Landlords will no longer be able to simply enter a property without notice and seize goods belonging to a tenant to recover unpaid rent. On 6 April 2014, the old common law remedy of distress was replaced by a new statutory process of Commercial Rent Arrears Recovery (CRAR), which changed the law to provide that landlords can only seize tenants’ assets under specific conditions.

“There will be a number of criteria that have to be met before Commercial Rent Arrears Recovery can take place.” says Sarah Telford, Litigation Solicitor at QualitySolicitors Rubin Lewis O’Brien.”The new rules may make it more difficult for landlords to recover what is owed.

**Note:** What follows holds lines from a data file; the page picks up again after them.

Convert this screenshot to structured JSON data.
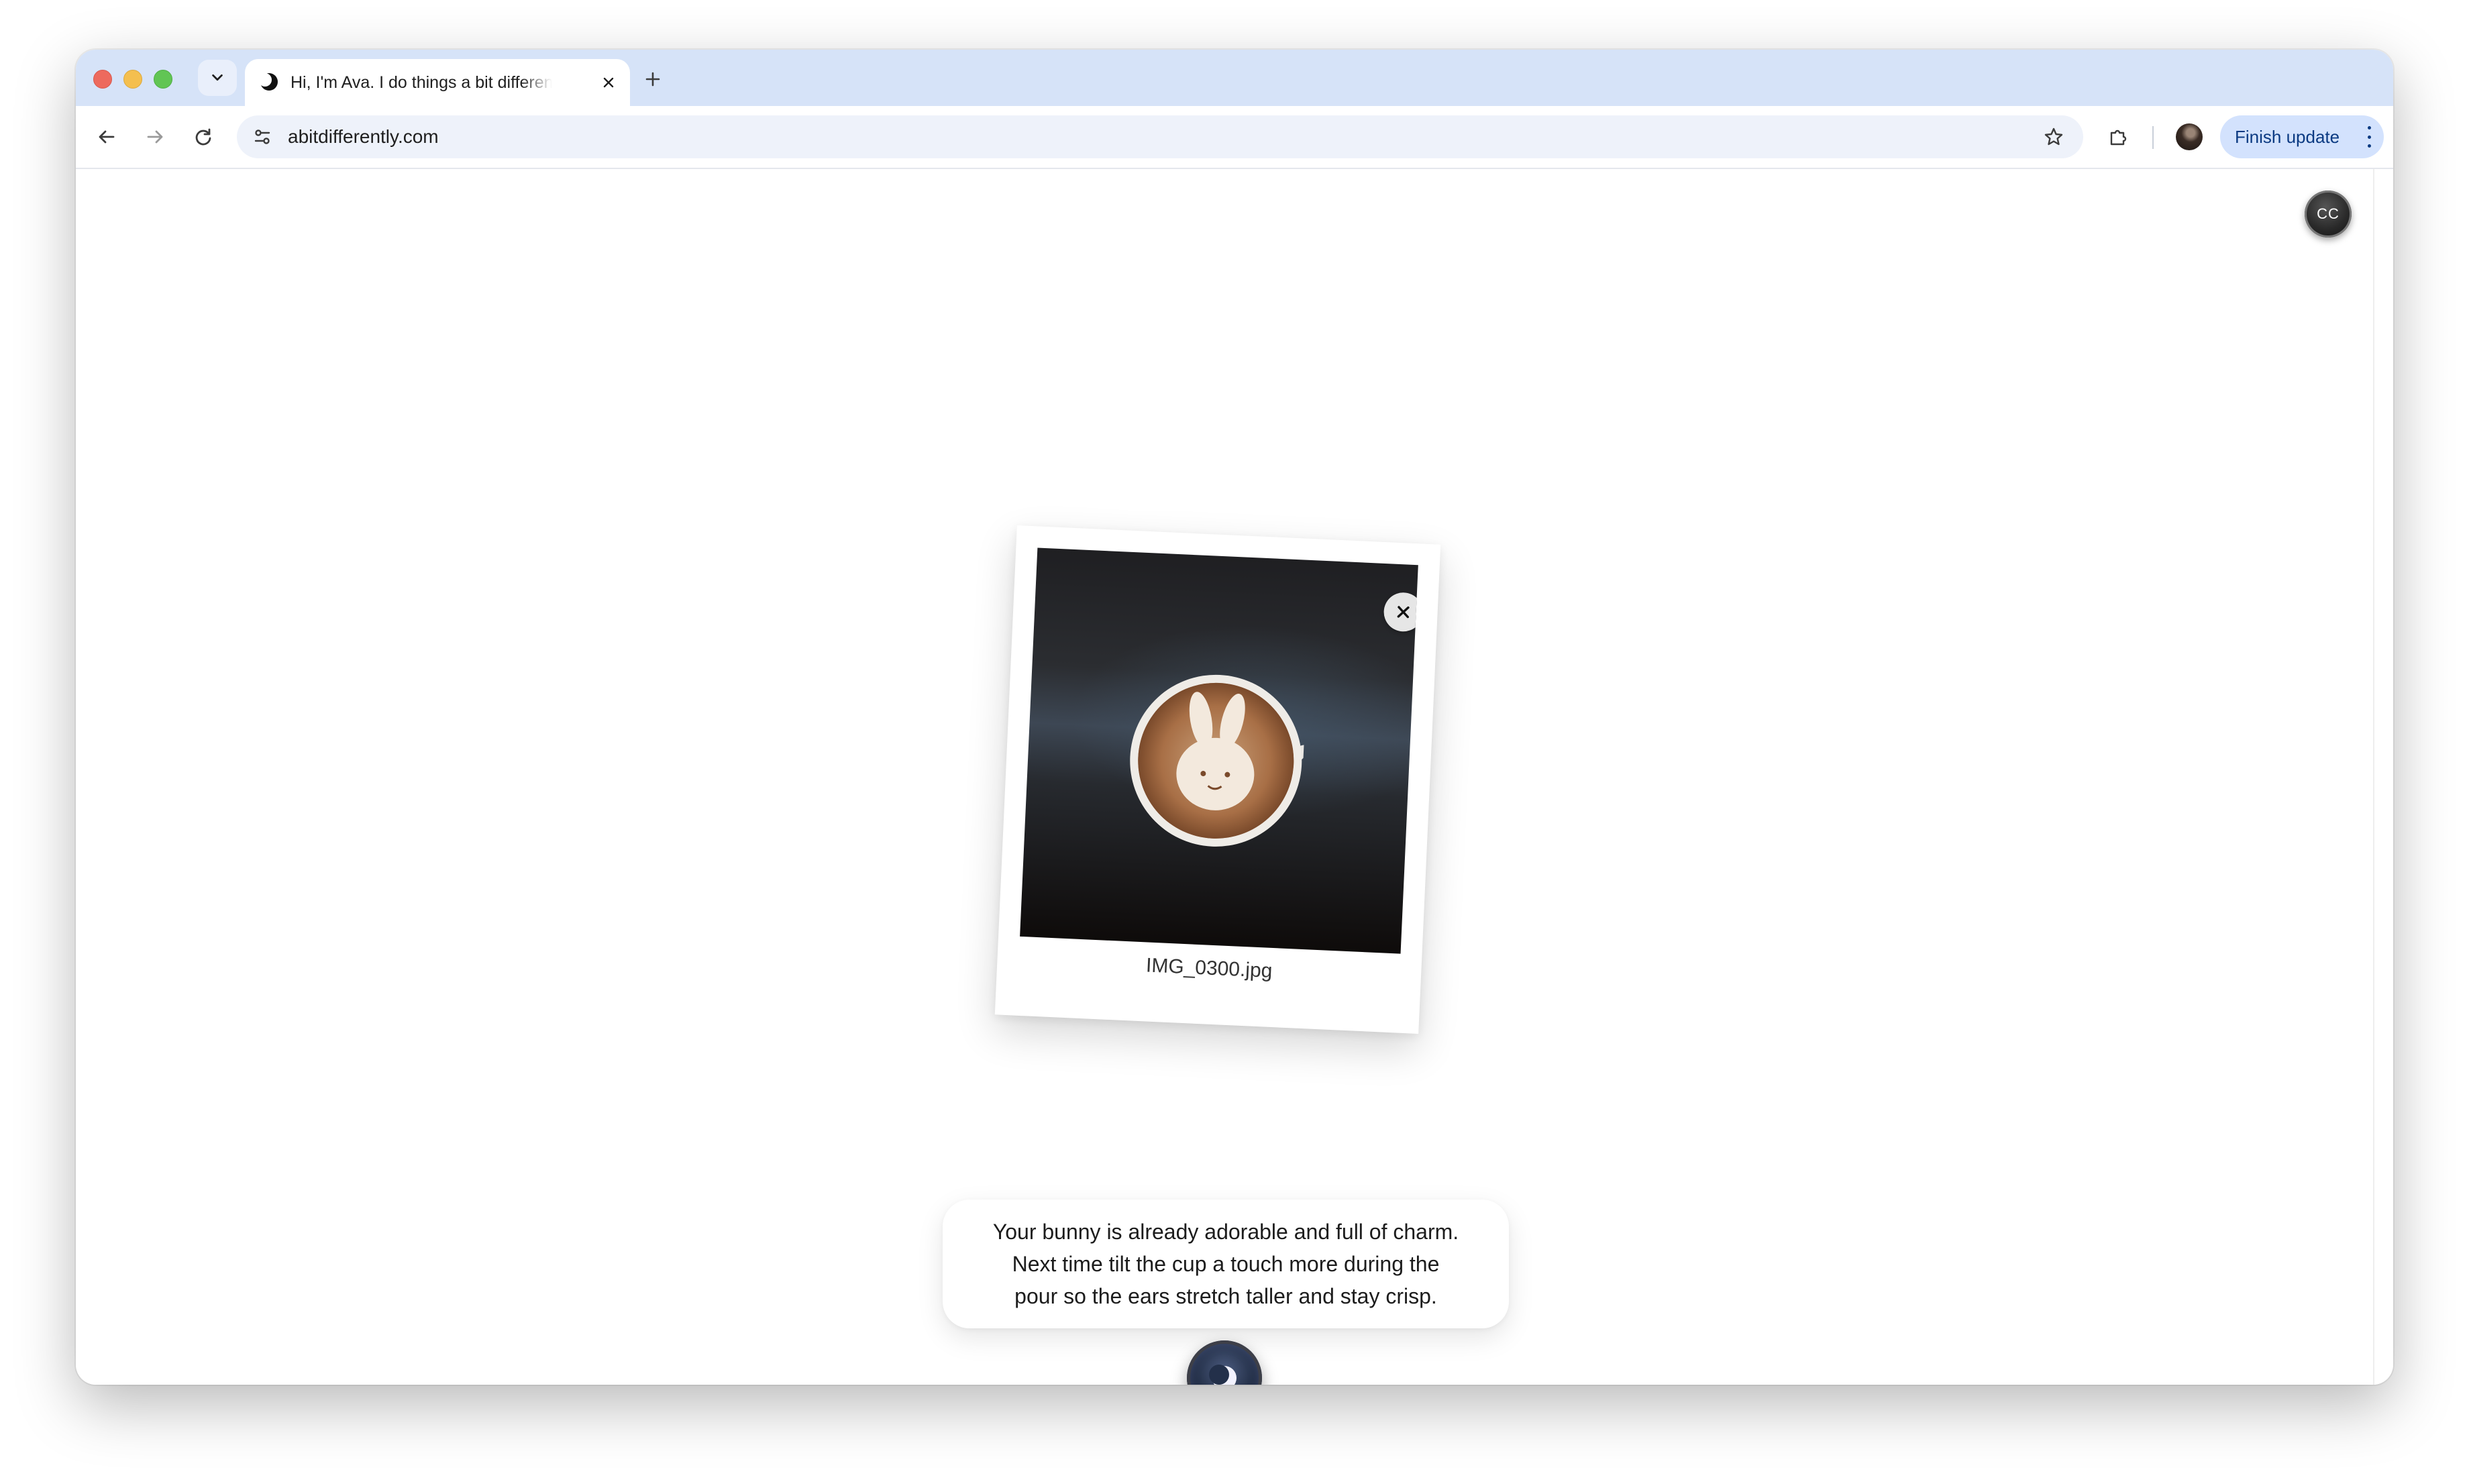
{
  "browser": {
    "tab": {
      "title": "Hi, I'm Ava. I do things a bit differently",
      "favicon": "moon-icon"
    },
    "toolbar": {
      "url": "abitdifferently.com",
      "finish_update_label": "Finish update"
    }
  },
  "page": {
    "cc_label": "CC",
    "photo": {
      "filename": "IMG_0300.jpg",
      "subject": "latte-art-bunny-photo"
    },
    "assistant": {
      "message": "Your bunny is already adorable and full of charm.\nNext time tilt the cup a touch more during the\npour so the ears stretch taller and stay crisp."
    }
  },
  "colors": {
    "tabstrip": "#d6e3f8",
    "omnibox": "#eef2fa",
    "finish_update_bg": "#d3e2fd",
    "finish_update_text": "#0b3a82"
  }
}
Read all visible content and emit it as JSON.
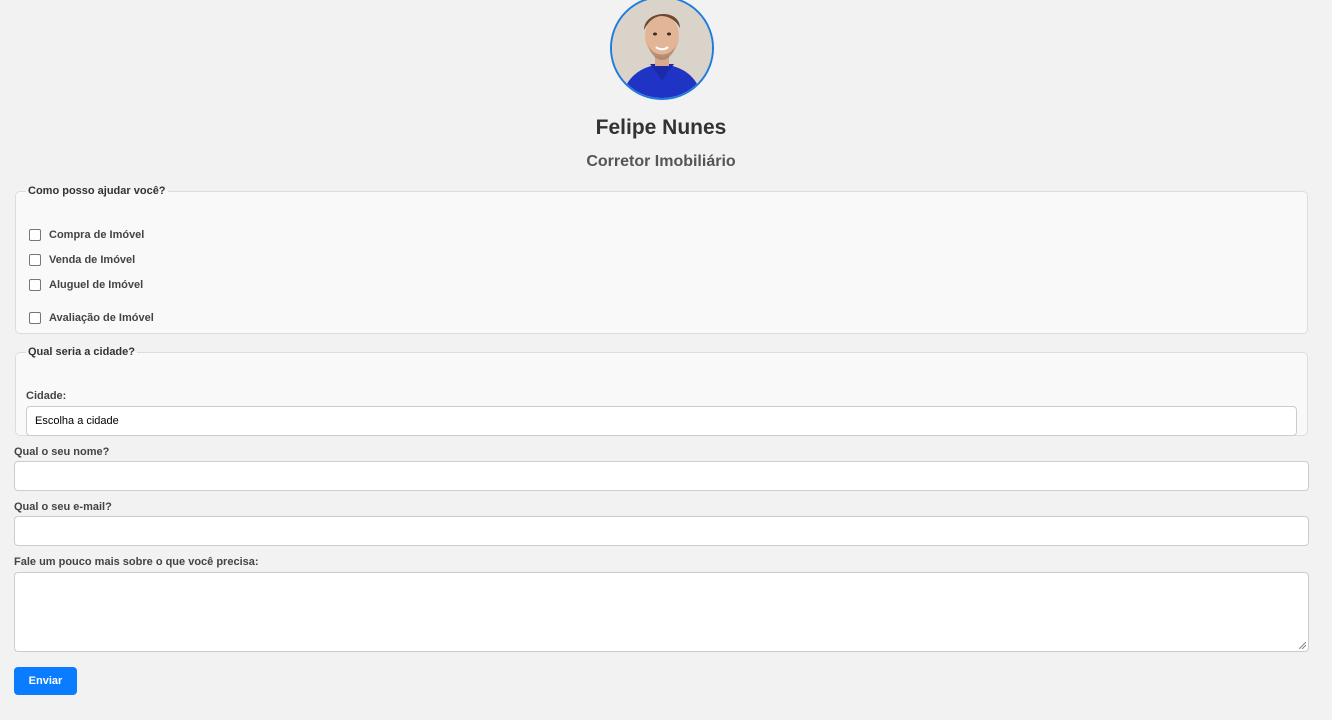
{
  "profile": {
    "name": "Felipe Nunes",
    "role": "Corretor Imobiliário"
  },
  "help_section": {
    "legend": "Como posso ajudar você?",
    "options": [
      {
        "label": "Compra de Imóvel",
        "checked": false
      },
      {
        "label": "Venda de Imóvel",
        "checked": false
      },
      {
        "label": "Aluguel de Imóvel",
        "checked": false
      },
      {
        "label": "Avaliação de Imóvel",
        "checked": false
      }
    ]
  },
  "city_section": {
    "legend": "Qual seria a cidade?",
    "label": "Cidade:",
    "selected": "Escolha a cidade"
  },
  "name_field": {
    "label": "Qual o seu nome?",
    "value": ""
  },
  "email_field": {
    "label": "Qual o seu e-mail?",
    "value": ""
  },
  "message_field": {
    "label": "Fale um pouco mais sobre o que você precisa:",
    "value": ""
  },
  "submit": {
    "label": "Enviar"
  },
  "colors": {
    "accent": "#0a7cff",
    "background": "#f2f2f2"
  }
}
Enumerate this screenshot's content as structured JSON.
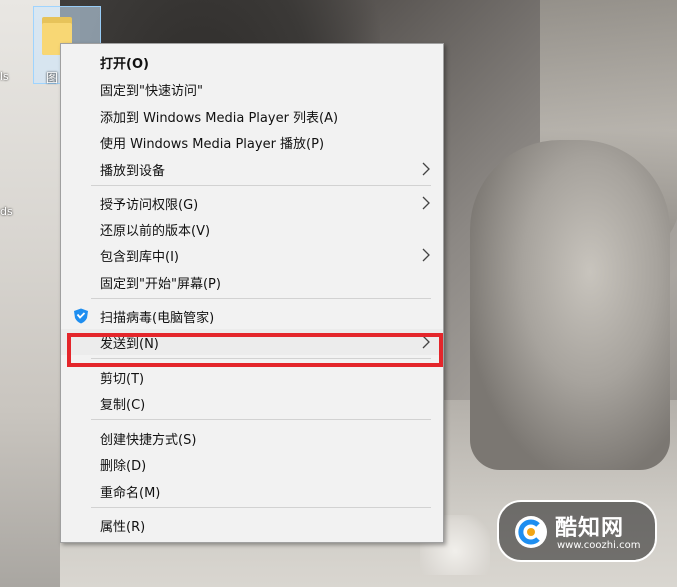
{
  "desktop": {
    "folder_label": "图",
    "edge_text_1": "ls",
    "edge_text_2": "ds"
  },
  "context_menu": {
    "items": [
      {
        "label": "打开(O)",
        "bold": true
      },
      {
        "label": "固定到\"快速访问\""
      },
      {
        "label": "添加到 Windows Media Player 列表(A)"
      },
      {
        "label": "使用 Windows Media Player 播放(P)"
      },
      {
        "label": "播放到设备",
        "submenu": true
      },
      {
        "label": "授予访问权限(G)",
        "submenu": true
      },
      {
        "label": "还原以前的版本(V)"
      },
      {
        "label": "包含到库中(I)",
        "submenu": true
      },
      {
        "label": "固定到\"开始\"屏幕(P)"
      },
      {
        "label": "扫描病毒(电脑管家)",
        "icon": "tencent-shield-icon"
      },
      {
        "label": "发送到(N)",
        "submenu": true,
        "highlighted": true
      },
      {
        "label": "剪切(T)"
      },
      {
        "label": "复制(C)"
      },
      {
        "label": "创建快捷方式(S)"
      },
      {
        "label": "删除(D)"
      },
      {
        "label": "重命名(M)"
      },
      {
        "label": "属性(R)"
      }
    ]
  },
  "watermark": {
    "title": "酷知网",
    "url": "www.coozhi.com"
  },
  "colors": {
    "menu_bg": "#f2f2f2",
    "highlight_border": "#e4262b",
    "folder_yellow": "#f8d774",
    "shield_blue": "#1e8ef0"
  }
}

Landlords without a written lease or who let mixed use premises will be unable to use the procedure at all.  As a result, tenants may seek to take advantage of this.”

Under the new rules, more than seven days net unpaid rent must be outstanding under a written lease of commercial premises.Rent will no longer include service charges or other sums, even if these are defined as rent under the lease. The landlord must use an enforcement agent to act on their behalf, and the agent must give seven clear days’ notice of their intention to recover the rent using the CRAR process. There are also new rules on the type of goods that can be taken and the value of tools which can be seized. The minimum period between seizure and sale has now been extended from five to seven clear days and seven days’ notice must be given to the debtor of the intention to sell their goods, as well as the date and location of the sale.

Landlords are particularly concerned that the notice period which now must be given to the tenant before the procedure takes effect could give the tenant plenty of time to remove any items of value from the property, thus reducing the effectiveness of the procedure. 

“The fact that service charges and other sums due are specifically excluded as being classed as ‘rent’ may mean that landlords find themselves having to take two different means of recovery in order to obtain payment of the sums due.”continues Ms Telford. “However, the fact that the enforcement process can take place any day of the week and the rules have been loosened in respect of the seizure of ‘tools of the trade’ may have additional benefits for landlords.With the introduction of the new process, it is important to make sure that Landlords understand what they can and cannot do to avoid falling foul of the legislation.